Two hours in which Musk got to play the most popular version of himself: the far-out thinking engineer who doesn’t conform to the status quo. Two hours in which he whoa’d Rogan with cogent breakdowns of the threat and promise of artificial intelligence, his plan to obliterate traffic with underground tunnels, and his enlightened fear of chimpanzees. Musk talked about his idea for an electric, supersonic airplane, complete with a physics lesson on how it would accomplish vertical takeoff and landing. He used math to argue that we’re all living in a simulation. He did it while remaining relatable, likeable, and interesting. And while the interview had its boring moments, it was, overall, a lot of fun.
That’s because it starred Musk at his best. As the guy who appeared on The Simpsons, turning Homer’s silly musings into world-bettering inventions. The Elon who met Stephen Colbert’s accusation of being a supervillain with a sheepish chuckle. The one who earned a cameo in Iron Man 2.
Cool Elon. Not the version who claimed that the British man involved in the rescue of the Thai cave boys is a pedophile. Not the Musk who sparked shareholder lawsuits and a reported SEC investigation by announcing he might take Tesla private, then recanted a few weeks later. Not the Musk who called a reporter a “fucking asshole” while doubling down on the pedophile claim. That’s the Musk who has seen Tesla’s stock price drop 17 percent since the beginning of the year. So for everyone who doesn’t freak out when someone takes a puff or two, the Rogan interview promised to be a reassuring appearance.
Except that Friday morning, Tesla shares dropped 10 percent in response to news that that human relations chief Gabrielle Toledano, who has been on a leave of absence, won’t rejoin the company, and chief accounting officer Dave Morton had resigned September 4—from a job he started August 6. (CNBC reports Morton was frustrated that Tesla’s leadership was ignoring his advice on the question of going private.) He was the third high-ranking finance executive to leave the company this year.

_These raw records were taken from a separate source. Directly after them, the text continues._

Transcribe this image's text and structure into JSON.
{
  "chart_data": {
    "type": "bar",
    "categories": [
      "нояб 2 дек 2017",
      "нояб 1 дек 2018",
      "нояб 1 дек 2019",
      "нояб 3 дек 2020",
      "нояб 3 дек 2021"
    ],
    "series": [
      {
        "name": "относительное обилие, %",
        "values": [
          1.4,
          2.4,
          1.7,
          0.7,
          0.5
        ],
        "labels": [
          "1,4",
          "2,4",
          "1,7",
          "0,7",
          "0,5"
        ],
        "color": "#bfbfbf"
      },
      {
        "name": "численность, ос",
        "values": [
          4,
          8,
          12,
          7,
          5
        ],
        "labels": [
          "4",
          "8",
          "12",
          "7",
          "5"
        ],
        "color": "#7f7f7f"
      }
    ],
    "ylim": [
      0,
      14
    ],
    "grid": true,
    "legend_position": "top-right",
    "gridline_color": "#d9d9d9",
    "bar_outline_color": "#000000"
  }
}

Tesla finally hit its target of making 5,000 Model 3 sedans a week in June, and Musk, true to form, immediately said they’d hit 6,000 a week this quarter. He has also said this is the quarter Tesla starts—at long last—to turn a profit. We won’t have a better idea of how Tesla is doing on production until early October, or of its financial state until early November, but these departures are just the latest evidence that the automaker is struggling.
Musk’s behavior of late hasn’t helped, of course. But a return to Fun Elon (and the emergence of Blunt Smokin’ Elon) isn’t enough to keep Tesla’s future from going up in smoke.